Founding CEO Jeff Bezos said of the program, “We want to make it easier for employees to make [choices] and pursue their aspirations….[because] it can be difficult in this economy to have the flexibility and financial resources to teach yourself new skills,” Amazon decided to step in and reward those who had helped the company grow.

The results have been so rewarding that Amazon recently expanded its outreach to employees of the many private companies who contract with Amazon to deliver the products it sells - Amazon calls this new venture the “Next Mile.”

After a quarter century of transforming a fledgling online retail business into the world’s largest online retailer (and much more), the brain trust at Amazon.com decided to change its delivery business model. Rather than continue to manage a massive delivery fleet from the top down, Amazon in 2018 created its Delivery Service Partner (DSP) network, contracting with independent entrepreneurs and creating pathways to wealth for a growing number of them.

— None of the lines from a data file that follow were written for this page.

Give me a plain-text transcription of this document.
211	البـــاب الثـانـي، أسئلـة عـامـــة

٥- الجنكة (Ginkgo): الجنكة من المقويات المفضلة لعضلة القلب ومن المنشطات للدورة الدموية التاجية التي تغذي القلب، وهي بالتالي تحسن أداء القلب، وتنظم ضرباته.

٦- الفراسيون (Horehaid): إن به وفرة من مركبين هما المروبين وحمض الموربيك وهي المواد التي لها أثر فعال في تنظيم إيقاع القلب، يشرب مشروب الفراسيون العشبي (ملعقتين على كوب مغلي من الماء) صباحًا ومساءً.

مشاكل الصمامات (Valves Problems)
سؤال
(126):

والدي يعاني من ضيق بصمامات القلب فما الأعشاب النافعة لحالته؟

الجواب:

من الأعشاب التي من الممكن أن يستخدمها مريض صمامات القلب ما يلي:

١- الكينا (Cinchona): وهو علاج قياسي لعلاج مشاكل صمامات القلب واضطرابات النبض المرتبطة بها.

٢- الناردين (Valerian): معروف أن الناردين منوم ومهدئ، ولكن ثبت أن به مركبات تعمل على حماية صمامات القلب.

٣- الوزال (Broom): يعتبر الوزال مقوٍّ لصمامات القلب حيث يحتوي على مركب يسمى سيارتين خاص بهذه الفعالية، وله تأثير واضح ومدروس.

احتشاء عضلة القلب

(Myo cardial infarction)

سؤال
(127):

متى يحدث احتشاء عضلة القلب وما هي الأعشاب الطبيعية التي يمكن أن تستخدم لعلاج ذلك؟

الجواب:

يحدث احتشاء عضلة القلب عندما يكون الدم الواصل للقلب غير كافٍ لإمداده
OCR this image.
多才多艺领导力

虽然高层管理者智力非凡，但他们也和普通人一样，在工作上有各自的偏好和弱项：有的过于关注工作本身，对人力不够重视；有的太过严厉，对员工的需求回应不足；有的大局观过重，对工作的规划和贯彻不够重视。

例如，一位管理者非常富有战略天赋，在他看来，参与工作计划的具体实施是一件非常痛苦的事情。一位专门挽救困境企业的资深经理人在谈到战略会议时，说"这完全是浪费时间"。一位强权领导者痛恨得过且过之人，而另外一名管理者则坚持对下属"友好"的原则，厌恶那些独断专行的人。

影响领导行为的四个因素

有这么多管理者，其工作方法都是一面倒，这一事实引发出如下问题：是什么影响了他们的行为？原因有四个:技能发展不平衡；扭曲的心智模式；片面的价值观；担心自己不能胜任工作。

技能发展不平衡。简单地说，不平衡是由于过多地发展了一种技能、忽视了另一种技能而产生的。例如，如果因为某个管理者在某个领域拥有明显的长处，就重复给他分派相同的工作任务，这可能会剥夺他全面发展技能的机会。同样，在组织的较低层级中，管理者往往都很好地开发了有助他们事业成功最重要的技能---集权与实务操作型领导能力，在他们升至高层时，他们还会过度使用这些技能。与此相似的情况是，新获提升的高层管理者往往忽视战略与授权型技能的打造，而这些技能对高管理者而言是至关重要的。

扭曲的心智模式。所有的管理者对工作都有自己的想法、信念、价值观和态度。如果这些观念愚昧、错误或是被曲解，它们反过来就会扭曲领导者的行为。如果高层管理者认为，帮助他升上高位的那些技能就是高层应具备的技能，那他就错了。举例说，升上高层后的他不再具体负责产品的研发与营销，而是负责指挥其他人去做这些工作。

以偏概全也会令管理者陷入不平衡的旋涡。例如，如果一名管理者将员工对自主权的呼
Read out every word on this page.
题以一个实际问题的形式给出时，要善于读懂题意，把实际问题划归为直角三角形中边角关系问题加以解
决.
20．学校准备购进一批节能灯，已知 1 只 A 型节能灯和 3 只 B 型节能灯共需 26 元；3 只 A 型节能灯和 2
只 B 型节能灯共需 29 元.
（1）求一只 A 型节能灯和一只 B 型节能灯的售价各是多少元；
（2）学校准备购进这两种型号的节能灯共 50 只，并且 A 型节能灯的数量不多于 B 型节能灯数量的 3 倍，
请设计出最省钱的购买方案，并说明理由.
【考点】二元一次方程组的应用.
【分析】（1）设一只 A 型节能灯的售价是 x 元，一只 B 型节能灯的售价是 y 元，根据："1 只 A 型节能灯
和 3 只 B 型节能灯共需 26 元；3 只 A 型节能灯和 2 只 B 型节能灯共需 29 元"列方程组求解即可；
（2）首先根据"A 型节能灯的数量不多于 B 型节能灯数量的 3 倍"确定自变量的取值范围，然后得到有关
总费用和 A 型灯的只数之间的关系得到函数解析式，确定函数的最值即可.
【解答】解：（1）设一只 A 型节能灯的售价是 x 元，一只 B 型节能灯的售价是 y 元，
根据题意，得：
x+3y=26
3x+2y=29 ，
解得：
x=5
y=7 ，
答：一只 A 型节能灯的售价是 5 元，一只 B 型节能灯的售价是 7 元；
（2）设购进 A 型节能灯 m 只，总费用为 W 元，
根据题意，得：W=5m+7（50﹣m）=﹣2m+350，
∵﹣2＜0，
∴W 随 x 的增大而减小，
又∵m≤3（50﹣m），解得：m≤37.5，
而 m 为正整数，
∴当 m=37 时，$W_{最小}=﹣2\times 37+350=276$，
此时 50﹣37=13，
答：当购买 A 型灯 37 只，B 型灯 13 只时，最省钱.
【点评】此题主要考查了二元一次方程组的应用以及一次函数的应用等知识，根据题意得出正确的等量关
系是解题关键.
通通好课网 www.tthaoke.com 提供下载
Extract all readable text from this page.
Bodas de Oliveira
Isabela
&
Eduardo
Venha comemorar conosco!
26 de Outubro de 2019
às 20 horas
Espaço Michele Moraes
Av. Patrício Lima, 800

The program, which began with nearly 180 delivery service owners, has expanded to nearly 3,000 entrepreneurs in 14 countries who employ some 275,000 drivers who collectively deliver an estimated 10 million packages per day. As of August 2022, these companies had generated a collective $26 billion and brought prosperity to communities across the globe.

In less than five years, Amazon expanded its DSP network to Canada, India, and Brazil and most of western Europe – and recently launched a program in Saudi Arabia. Amazon also launched incentive and grant programs to encourage participation by companies led by veterans, women, and Black, Hispanic, and Native American entrepreneurs.

In furtherance of this vision, Amazon in 2022 launched its Road to Ownership program that provides top-performing delivery driver associates and DSP team members the opportunity to upskill and reskill through access to education, hands-on experience, and resources that can put them on a pathway to becoming an Amazon Delivery Service Partner.

In a new partnership with InStride, Amazon is for the first time extending an upfront tuition program to include employees and owners who work directly for its Delivery Service Partners. InStride Chief Operating Officer (COO) Jonathan Lau stated that this $19 million investment in education, skills training, and career advancement will make education obtained through the InStride platform freely available to up to 275,000 third-party delivery drivers.

This then opens up nearly 3 ,000 different learning options including bachelor’s and associates degrees, high school diplomas, industry certifications, certificates that can stack to a degree, and English-language proficiency courses, all at no cost to the participant, up to $5,250 in tuition coverage per year.

So, Amazon has called the distance between distribution centers and individual homes and businesses “the last mile.” The “Next Mile,” then, equates to the steps that those delivery drivers can make to further their own careers and build prosperous futures on the foundation of their service to Amazon and its customers.

Just five years after Amazon started its Delivery Service Partners program, the company points to a number of entrepreneurs who have built new careers thanks to the opportunity provided to them. 

If the Next Mile is as successful as other employer-funded continuing education programs have been, these smaller entrepreneurs and their employees will quite likely reap similar benefits of employee loyalty and in-company career advancement.